Following the close of the transaction, R. Stanley Kryder, Landmark’s Chief Executive Officer, and Terrence Y. DeWitt, Landmark’s President and Chief Financial Officer, will lead the combined operations of NBC in the Atlanta market. The combined market presence is expected to total approximately $750 million in loans and approximately $750 million in deposits, with full-service branches in the Buckhead, Decatur, Marietta, Midtown and Sandy Springs areas of metro Atlanta, as well as loan production offices in Alpharetta and southern Perimeter.
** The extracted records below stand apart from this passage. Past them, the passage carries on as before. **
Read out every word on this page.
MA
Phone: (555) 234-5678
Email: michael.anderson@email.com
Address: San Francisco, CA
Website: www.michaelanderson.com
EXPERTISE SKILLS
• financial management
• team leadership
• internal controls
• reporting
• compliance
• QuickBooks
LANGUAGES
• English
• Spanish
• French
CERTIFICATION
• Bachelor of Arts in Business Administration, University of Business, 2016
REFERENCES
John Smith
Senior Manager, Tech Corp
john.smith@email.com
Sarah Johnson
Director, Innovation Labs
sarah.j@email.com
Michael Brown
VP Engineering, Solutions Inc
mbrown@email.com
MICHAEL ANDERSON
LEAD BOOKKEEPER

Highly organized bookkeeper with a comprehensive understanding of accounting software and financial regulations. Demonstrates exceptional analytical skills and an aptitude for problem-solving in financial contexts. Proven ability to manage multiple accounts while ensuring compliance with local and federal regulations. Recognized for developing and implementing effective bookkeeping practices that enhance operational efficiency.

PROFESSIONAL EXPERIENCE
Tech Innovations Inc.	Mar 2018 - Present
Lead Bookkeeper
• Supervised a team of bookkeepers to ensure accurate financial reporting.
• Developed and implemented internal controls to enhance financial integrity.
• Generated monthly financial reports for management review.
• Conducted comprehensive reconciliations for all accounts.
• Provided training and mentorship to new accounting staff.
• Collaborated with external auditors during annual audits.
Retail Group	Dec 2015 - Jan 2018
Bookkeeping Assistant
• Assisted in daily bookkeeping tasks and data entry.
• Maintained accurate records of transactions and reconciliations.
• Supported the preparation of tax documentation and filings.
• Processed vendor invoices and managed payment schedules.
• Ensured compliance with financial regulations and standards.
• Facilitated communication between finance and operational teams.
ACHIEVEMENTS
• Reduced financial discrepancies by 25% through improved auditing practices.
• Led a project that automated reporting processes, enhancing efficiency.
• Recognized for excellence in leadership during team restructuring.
Stan Kryder also commented on the announcement, saying, “We have known the National Commerce team for some time now, and we are pleased to enter into this agreement. Terry and I are particularly excited about the opportunity available to our combined Atlanta operations. Combining with National Commerce provides a unique opportunity to be a part of an organization that shares our values, our credit culture, and a focus on serving clients and supporting employees. We believe our shared commitment to community banking and exceptional customer service gives us a great chance for success together.”
Under the terms of the definitive agreement, each share of common stock of Landmark issued and outstanding immediately prior to the effective time of the merger will be converted into the right to receive 0.5961 shares of NCC common stock and $1.33 in cash. Each outstanding option to purchase shares of Landmark common stock will be assumed by NCC and become an option to purchase shares of NCC common stock, with the exercise price and number of shares underlying the option adjusted according to a conversion ratio of 0.6275. Based on NCC’s closing stock price on April 23, 2018, the transaction is valued at $28.15 per share of Landmark common stock, or $115.2 million in the aggregate.
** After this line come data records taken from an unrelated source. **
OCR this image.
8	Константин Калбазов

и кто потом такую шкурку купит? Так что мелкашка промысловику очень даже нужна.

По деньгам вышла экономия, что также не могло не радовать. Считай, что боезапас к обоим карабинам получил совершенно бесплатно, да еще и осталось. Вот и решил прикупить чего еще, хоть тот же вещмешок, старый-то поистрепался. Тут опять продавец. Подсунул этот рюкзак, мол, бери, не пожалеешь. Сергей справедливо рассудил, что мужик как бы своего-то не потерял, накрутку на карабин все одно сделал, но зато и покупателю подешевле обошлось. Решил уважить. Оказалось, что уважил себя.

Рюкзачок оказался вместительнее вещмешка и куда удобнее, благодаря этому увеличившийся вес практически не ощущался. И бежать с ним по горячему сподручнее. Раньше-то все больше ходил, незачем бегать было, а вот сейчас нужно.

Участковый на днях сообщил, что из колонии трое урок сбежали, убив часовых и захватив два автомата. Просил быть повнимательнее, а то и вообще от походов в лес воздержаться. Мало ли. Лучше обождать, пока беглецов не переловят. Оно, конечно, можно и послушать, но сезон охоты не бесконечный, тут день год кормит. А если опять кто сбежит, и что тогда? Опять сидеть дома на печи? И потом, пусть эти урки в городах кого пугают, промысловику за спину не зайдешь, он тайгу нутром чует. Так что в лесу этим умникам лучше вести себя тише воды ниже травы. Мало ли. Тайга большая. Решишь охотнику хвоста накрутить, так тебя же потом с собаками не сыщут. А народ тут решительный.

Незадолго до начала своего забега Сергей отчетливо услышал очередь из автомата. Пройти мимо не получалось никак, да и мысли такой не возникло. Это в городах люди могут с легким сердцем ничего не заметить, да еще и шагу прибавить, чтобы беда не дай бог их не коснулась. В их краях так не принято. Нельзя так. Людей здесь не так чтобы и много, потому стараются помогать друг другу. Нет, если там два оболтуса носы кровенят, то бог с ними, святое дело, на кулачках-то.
The boards of directors of NCC, NBC, Landmark and First Landmark Bank have unanimously approved the transaction. The transaction is subject to customary closing conditions, including receipt of regulatory approvals and approval by Landmark’s shareholders.
Stephens Inc. acted as financial adviser to NCC, and Maynard, Cooper & Gale, P.C. acted as its legal adviser. Sandler O’Neill & Partners, L.P. acted as financial adviser to Landmark, and Bryan Cave Leighton Paisner LLP acted as its legal adviser.